San Francisco Javier, igual que San Pablo, pretende en su misión evangelizadora –recordemos, p. ej., sus largas conversaciones y discusiones con los bonzos– convencer a los paganos de la verdad de Cristo y de su Evangelio, convencerles de sus graves errores, mostrarles la miseria de sus idolatrías y de sus vicios, darles así una mente nueva: «nosotros tenemos el pensamiento de Cristo» (1Cor 2,16). Pretende Javier librar a los hombres de «la esclavitud del pecado» (Rm 6,20), más aún, de la cautividad del diablo, «príncipe», «dios de este mundo» (Jn 12,31; 2Cor 4,4), de tal modo que los hombres pasen «del poder de Satanás a Dios». Por eso justamente, con oración y trabajos extenuantes, procura y consigue la conversión de hombres y pueblos, «gastándose y desgastándose por sus almas» (2Cor 12,15).

El santo Cura de Ars, igualmente, dedica toda su vida y ministerio a la conversión de los pecadores. Y con la gracia de Dios consigue innumerables conversiones. Un día Próspero de Garets, amigo suyo personal, le pregunta en la intimidad cuántos pecadores estima que se convierten al año en su parroquia. Y el Santo, sin advertir que le sonsacan así una confidencia, le responde: «más de setecientos». ¡Unas dos conversiones al día!… (F. Trochu, Vida del Cura de Ars, Barcelona 1953, 349).

Las misiones católicas están en buena medida paradas. Los que estiman «superados» los modos pastorales del Cura de Ars y los modos misioneros de Francisco de Javier suelen ser unos ministros del Salvador muy especiales, que, al no intentar salvar ni convertir a nadie, no alcanzan de la gracia de Dios la conversión de ninguno –de ninguno, a lo largo quizá de muchos años–. Ellos, sin embargo, permanecen tranquilos en su convicción previa de que la conversión de los hombres no solo es imposible, sino también innecesaria. Como consecuencia normal de esos errores, las misiones católicas actualmente apenas logran avances en la evangelización de los pueblos. Vemos esto en los territorios de misión; pero también en regiones de bautizados, donde la apostasía va creciendo al paso de los años.

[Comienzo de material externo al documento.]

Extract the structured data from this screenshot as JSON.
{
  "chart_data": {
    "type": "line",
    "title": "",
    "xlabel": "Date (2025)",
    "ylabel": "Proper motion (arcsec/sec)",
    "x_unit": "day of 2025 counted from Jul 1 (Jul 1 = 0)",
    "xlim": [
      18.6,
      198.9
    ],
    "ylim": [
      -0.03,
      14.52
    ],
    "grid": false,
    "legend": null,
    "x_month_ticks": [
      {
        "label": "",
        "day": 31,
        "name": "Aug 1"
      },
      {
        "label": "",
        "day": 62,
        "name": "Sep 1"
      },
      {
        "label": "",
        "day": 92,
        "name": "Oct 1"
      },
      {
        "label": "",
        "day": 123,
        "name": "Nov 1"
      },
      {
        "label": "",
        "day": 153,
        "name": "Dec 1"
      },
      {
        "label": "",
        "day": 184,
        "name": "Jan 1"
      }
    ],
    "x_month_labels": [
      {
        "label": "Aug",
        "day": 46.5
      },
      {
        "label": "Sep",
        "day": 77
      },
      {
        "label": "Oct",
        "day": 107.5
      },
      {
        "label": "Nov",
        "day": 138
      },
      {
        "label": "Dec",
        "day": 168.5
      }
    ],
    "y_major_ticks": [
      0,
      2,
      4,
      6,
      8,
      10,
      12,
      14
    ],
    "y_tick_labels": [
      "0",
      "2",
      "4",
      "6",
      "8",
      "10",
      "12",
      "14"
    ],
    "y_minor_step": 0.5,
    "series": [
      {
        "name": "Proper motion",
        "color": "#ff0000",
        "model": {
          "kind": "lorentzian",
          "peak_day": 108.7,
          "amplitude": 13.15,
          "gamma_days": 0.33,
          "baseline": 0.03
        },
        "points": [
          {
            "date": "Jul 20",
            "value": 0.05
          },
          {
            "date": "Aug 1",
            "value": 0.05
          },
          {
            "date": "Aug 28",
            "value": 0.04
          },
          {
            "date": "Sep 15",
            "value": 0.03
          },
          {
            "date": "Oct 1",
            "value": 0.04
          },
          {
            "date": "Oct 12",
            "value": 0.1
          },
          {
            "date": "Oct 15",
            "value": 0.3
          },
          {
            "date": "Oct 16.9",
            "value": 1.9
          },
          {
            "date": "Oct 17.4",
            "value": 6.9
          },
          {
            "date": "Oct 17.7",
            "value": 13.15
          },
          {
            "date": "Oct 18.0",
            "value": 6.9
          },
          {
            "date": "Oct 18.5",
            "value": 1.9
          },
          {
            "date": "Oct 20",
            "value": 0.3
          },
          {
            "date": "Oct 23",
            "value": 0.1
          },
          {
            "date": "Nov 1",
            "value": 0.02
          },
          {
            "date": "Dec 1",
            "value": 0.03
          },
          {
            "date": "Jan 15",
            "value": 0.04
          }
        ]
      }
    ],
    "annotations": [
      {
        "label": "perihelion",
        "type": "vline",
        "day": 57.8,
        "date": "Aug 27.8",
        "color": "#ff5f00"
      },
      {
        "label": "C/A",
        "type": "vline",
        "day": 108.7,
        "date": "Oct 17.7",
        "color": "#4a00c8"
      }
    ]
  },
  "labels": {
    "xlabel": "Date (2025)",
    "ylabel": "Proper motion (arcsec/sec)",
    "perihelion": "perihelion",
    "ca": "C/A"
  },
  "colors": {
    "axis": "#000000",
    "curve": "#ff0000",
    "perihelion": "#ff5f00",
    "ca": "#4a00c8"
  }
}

Juan Pablo II lo afirmaba con pena en la Redemptoris missio: «la misión específica ad gentes parece que se va parando, no ciertamente en sintonía con las indicaciones del concilio y del magisterio posterior… En la historia de la Iglesia, el impulso misionero ha sido siempre signo de vitalidad, así como su disminución es signo de crisis de fe» (2). «El número de los que aún no conocen a Cristo ni forman parte de la Iglesia aumenta constantemente; más aún, desde el final del concilio, casi se ha duplicado» (3).

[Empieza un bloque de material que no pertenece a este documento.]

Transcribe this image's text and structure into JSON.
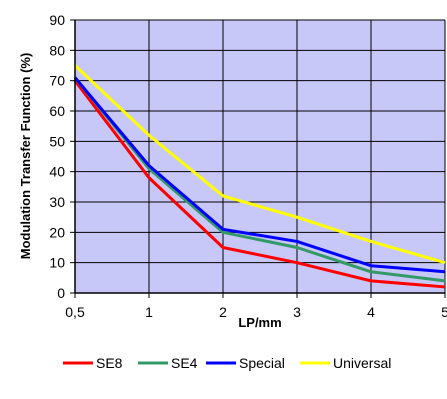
{
  "chart_data": {
    "type": "line",
    "title": "",
    "xlabel": "LP/mm",
    "ylabel": "Modulation Transfer Function (%)",
    "categories": [
      "0,5",
      "1",
      "2",
      "3",
      "4",
      "5"
    ],
    "ylim": [
      0,
      90
    ],
    "yticks": [
      0,
      10,
      20,
      30,
      40,
      50,
      60,
      70,
      80,
      90
    ],
    "grid": true,
    "legend_position": "bottom",
    "plot_background": "#c8c8f8",
    "series": [
      {
        "name": "SE8",
        "color": "#ff0000",
        "values": [
          70,
          38,
          15,
          10,
          4,
          2
        ]
      },
      {
        "name": "SE4",
        "color": "#339966",
        "values": [
          71,
          41,
          20,
          15,
          7,
          4
        ]
      },
      {
        "name": "Special",
        "color": "#0000ff",
        "values": [
          71,
          42,
          21,
          17,
          9,
          7
        ]
      },
      {
        "name": "Universal",
        "color": "#ffff00",
        "values": [
          75,
          52,
          32,
          25,
          17,
          10
        ]
      }
    ]
  }
}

El Evangelio silenciado. Lo recuerdo de nuevo: «el justo vive de la fe, la fe es por la predicación [præ-dicare, decir con fuerza], y la predicación es por la palabra de Cristo» (Rm 1,17; 10,17). La vida cristiana nace de la fe, y la fe es suscitada y acrecentada por la predicación; pero no por cualquier predicación, sino por aquella que mantiene viva la misma palabra de Cristo. Si tantos hombres y tantos pueblos no llegan a la fe y a la vida en Cristo es porque apenas les llega la predicación del Evangelio: fides ex auditu. «¿Cómo creerán sin haber oído de Él? ¿Y como oirán si nadie les predica?» (10,14).

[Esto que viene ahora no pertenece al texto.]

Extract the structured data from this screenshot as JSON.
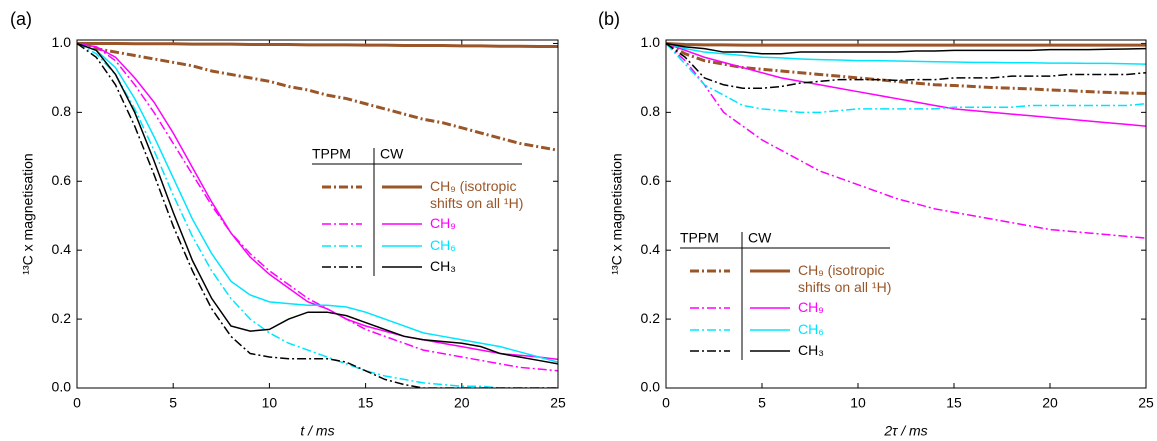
{
  "chart_data": [
    {
      "type": "line",
      "panel_label": "(a)",
      "x_label": "t / ms",
      "y_label": "¹³C x magnetisation",
      "xlim": [
        0,
        25
      ],
      "xticks": [
        0,
        5,
        10,
        15,
        20,
        25
      ],
      "ylim": [
        0,
        1.01
      ],
      "yticks": [
        {
          "value": 0,
          "label": "0.0"
        },
        0.2,
        0.4,
        0.6,
        0.8,
        {
          "value": 1,
          "label": "1.0"
        }
      ],
      "legend_position": "center-right",
      "legend_columns": [
        "TPPM",
        "CW"
      ],
      "x": [
        0,
        1,
        2,
        3,
        4,
        5,
        6,
        7,
        8,
        9,
        10,
        11,
        12,
        13,
        14,
        15,
        16,
        17,
        18,
        19,
        20,
        21,
        22,
        23,
        24,
        25
      ],
      "series": [
        {
          "name": "CH₉ (isotropic shifts on all ¹H)",
          "color": "#9a5528",
          "width": 3,
          "values_by_column": [
            [
              1.0,
              0.985,
              0.975,
              0.965,
              0.955,
              0.945,
              0.935,
              0.92,
              0.91,
              0.9,
              0.89,
              0.875,
              0.865,
              0.85,
              0.84,
              0.825,
              0.81,
              0.795,
              0.78,
              0.77,
              0.755,
              0.74,
              0.725,
              0.71,
              0.7,
              0.69
            ],
            [
              1.0,
              1.0,
              1.0,
              0.999,
              0.999,
              0.999,
              0.998,
              0.998,
              0.998,
              0.997,
              0.997,
              0.997,
              0.996,
              0.996,
              0.996,
              0.995,
              0.995,
              0.994,
              0.994,
              0.994,
              0.993,
              0.993,
              0.992,
              0.992,
              0.991,
              0.991
            ]
          ]
        },
        {
          "name": "CH₉",
          "color": "#ff00ff",
          "width": 1.5,
          "values_by_column": [
            [
              1.0,
              0.99,
              0.95,
              0.88,
              0.8,
              0.71,
              0.62,
              0.53,
              0.45,
              0.39,
              0.34,
              0.3,
              0.26,
              0.23,
              0.2,
              0.17,
              0.15,
              0.13,
              0.11,
              0.1,
              0.09,
              0.08,
              0.07,
              0.06,
              0.055,
              0.05
            ],
            [
              1.0,
              0.99,
              0.96,
              0.9,
              0.83,
              0.74,
              0.64,
              0.54,
              0.45,
              0.38,
              0.33,
              0.29,
              0.25,
              0.23,
              0.2,
              0.18,
              0.165,
              0.15,
              0.14,
              0.13,
              0.12,
              0.11,
              0.1,
              0.095,
              0.09,
              0.083
            ]
          ]
        },
        {
          "name": "CH₆",
          "color": "#00e5ff",
          "width": 1.5,
          "values_by_column": [
            [
              1.0,
              0.97,
              0.91,
              0.81,
              0.69,
              0.56,
              0.44,
              0.34,
              0.26,
              0.2,
              0.16,
              0.13,
              0.11,
              0.09,
              0.07,
              0.05,
              0.035,
              0.025,
              0.015,
              0.01,
              0.005,
              0.005,
              0.0,
              0.0,
              0.0,
              0.0
            ],
            [
              1.0,
              0.98,
              0.93,
              0.84,
              0.73,
              0.61,
              0.49,
              0.39,
              0.31,
              0.27,
              0.25,
              0.245,
              0.24,
              0.24,
              0.235,
              0.22,
              0.2,
              0.18,
              0.16,
              0.15,
              0.14,
              0.13,
              0.12,
              0.105,
              0.09,
              0.075
            ]
          ]
        },
        {
          "name": "CH₃",
          "color": "#000000",
          "width": 1.5,
          "values_by_column": [
            [
              1.0,
              0.96,
              0.88,
              0.76,
              0.62,
              0.47,
              0.34,
              0.23,
              0.15,
              0.1,
              0.09,
              0.085,
              0.085,
              0.085,
              0.075,
              0.05,
              0.025,
              0.01,
              0.0,
              0.0,
              0.0,
              0.0,
              0.0,
              0.0,
              0.0,
              0.0
            ],
            [
              1.0,
              0.98,
              0.91,
              0.8,
              0.66,
              0.51,
              0.37,
              0.26,
              0.18,
              0.165,
              0.17,
              0.2,
              0.22,
              0.22,
              0.21,
              0.19,
              0.17,
              0.15,
              0.14,
              0.135,
              0.13,
              0.12,
              0.1,
              0.09,
              0.08,
              0.07
            ]
          ]
        }
      ]
    },
    {
      "type": "line",
      "panel_label": "(b)",
      "x_label": "2τ / ms",
      "y_label": "¹³C x magnetisation",
      "xlim": [
        0,
        25
      ],
      "xticks": [
        0,
        5,
        10,
        15,
        20,
        25
      ],
      "ylim": [
        0,
        1.01
      ],
      "yticks": [
        {
          "value": 0,
          "label": "0.0"
        },
        0.2,
        0.4,
        0.6,
        0.8,
        {
          "value": 1,
          "label": "1.0"
        }
      ],
      "legend_position": "lower-left",
      "legend_columns": [
        "TPPM",
        "CW"
      ],
      "x": [
        0,
        1,
        2,
        3,
        4,
        5,
        6,
        7,
        8,
        9,
        10,
        11,
        12,
        13,
        14,
        15,
        16,
        17,
        18,
        19,
        20,
        21,
        22,
        23,
        24,
        25
      ],
      "series": [
        {
          "name": "CH₉ (isotropic shifts on all ¹H)",
          "color": "#9a5528",
          "width": 3,
          "values_by_column": [
            [
              1.0,
              0.97,
              0.95,
              0.94,
              0.93,
              0.925,
              0.92,
              0.915,
              0.91,
              0.905,
              0.9,
              0.895,
              0.89,
              0.885,
              0.88,
              0.878,
              0.875,
              0.872,
              0.87,
              0.868,
              0.865,
              0.863,
              0.86,
              0.858,
              0.856,
              0.855
            ],
            [
              1.0,
              0.997,
              0.996,
              0.996,
              0.995,
              0.995,
              0.995,
              0.995,
              0.995,
              0.995,
              0.995,
              0.995,
              0.995,
              0.995,
              0.995,
              0.995,
              0.995,
              0.995,
              0.995,
              0.995,
              0.995,
              0.995,
              0.995,
              0.995,
              0.995,
              0.995
            ]
          ]
        },
        {
          "name": "CH₉",
          "color": "#ff00ff",
          "width": 1.5,
          "values_by_column": [
            [
              1.0,
              0.95,
              0.88,
              0.8,
              0.76,
              0.72,
              0.69,
              0.66,
              0.63,
              0.61,
              0.59,
              0.57,
              0.55,
              0.535,
              0.52,
              0.51,
              0.5,
              0.49,
              0.48,
              0.47,
              0.46,
              0.455,
              0.45,
              0.445,
              0.44,
              0.435
            ],
            [
              1.0,
              0.98,
              0.96,
              0.945,
              0.93,
              0.915,
              0.9,
              0.89,
              0.88,
              0.87,
              0.86,
              0.85,
              0.84,
              0.83,
              0.82,
              0.81,
              0.805,
              0.8,
              0.795,
              0.79,
              0.785,
              0.78,
              0.775,
              0.77,
              0.765,
              0.76
            ]
          ]
        },
        {
          "name": "CH₆",
          "color": "#00e5ff",
          "width": 1.5,
          "values_by_column": [
            [
              1.0,
              0.94,
              0.88,
              0.85,
              0.82,
              0.81,
              0.805,
              0.8,
              0.8,
              0.805,
              0.81,
              0.81,
              0.81,
              0.81,
              0.81,
              0.815,
              0.815,
              0.815,
              0.815,
              0.82,
              0.82,
              0.82,
              0.82,
              0.82,
              0.82,
              0.825
            ],
            [
              1.0,
              0.985,
              0.975,
              0.97,
              0.965,
              0.96,
              0.958,
              0.955,
              0.953,
              0.952,
              0.95,
              0.95,
              0.949,
              0.948,
              0.947,
              0.946,
              0.945,
              0.945,
              0.944,
              0.944,
              0.943,
              0.943,
              0.942,
              0.942,
              0.941,
              0.94
            ]
          ]
        },
        {
          "name": "CH₃",
          "color": "#000000",
          "width": 1.5,
          "values_by_column": [
            [
              1.0,
              0.96,
              0.9,
              0.88,
              0.87,
              0.87,
              0.875,
              0.885,
              0.89,
              0.895,
              0.895,
              0.895,
              0.893,
              0.895,
              0.895,
              0.9,
              0.9,
              0.9,
              0.905,
              0.905,
              0.905,
              0.91,
              0.91,
              0.91,
              0.91,
              0.915
            ],
            [
              1.0,
              0.99,
              0.985,
              0.975,
              0.975,
              0.97,
              0.97,
              0.975,
              0.975,
              0.975,
              0.975,
              0.975,
              0.975,
              0.978,
              0.978,
              0.98,
              0.98,
              0.98,
              0.98,
              0.98,
              0.982,
              0.982,
              0.982,
              0.983,
              0.984,
              0.985
            ]
          ]
        }
      ]
    }
  ]
}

Ha surgido en los últimos decenios «una manga de sabiazos» –como diría Leonardo Castellani– que han inventado un nuevo modo de evangelizar, que es sin palabras; un modo de pre-dicar, que no habla. Según ellos, el testimonio de vida es bastante, y hace superfluo el testimonio de la palabra, que sería un tanto presuntuoso: «enseñar a todos los pueblos».

Pero confesemos abiertamente la verdad. Aquellas naciones de Occidente, de antigua identidad cristiana, que evangelizaron gran parte del mundo, América, Asia, África, en su tiempo pudieron hacer suyas aquellas palabras del Apóstol: «nosotros creemos, y por esto hablamos» (2Cor 4,13), ya que «de la abundancia del corazón habla la boca» (Mt 12,34). Pues bien, ahora parece que esos mismos pueblos declaran: «nosotros dejamos de creer, y por eso dejamos de hablar».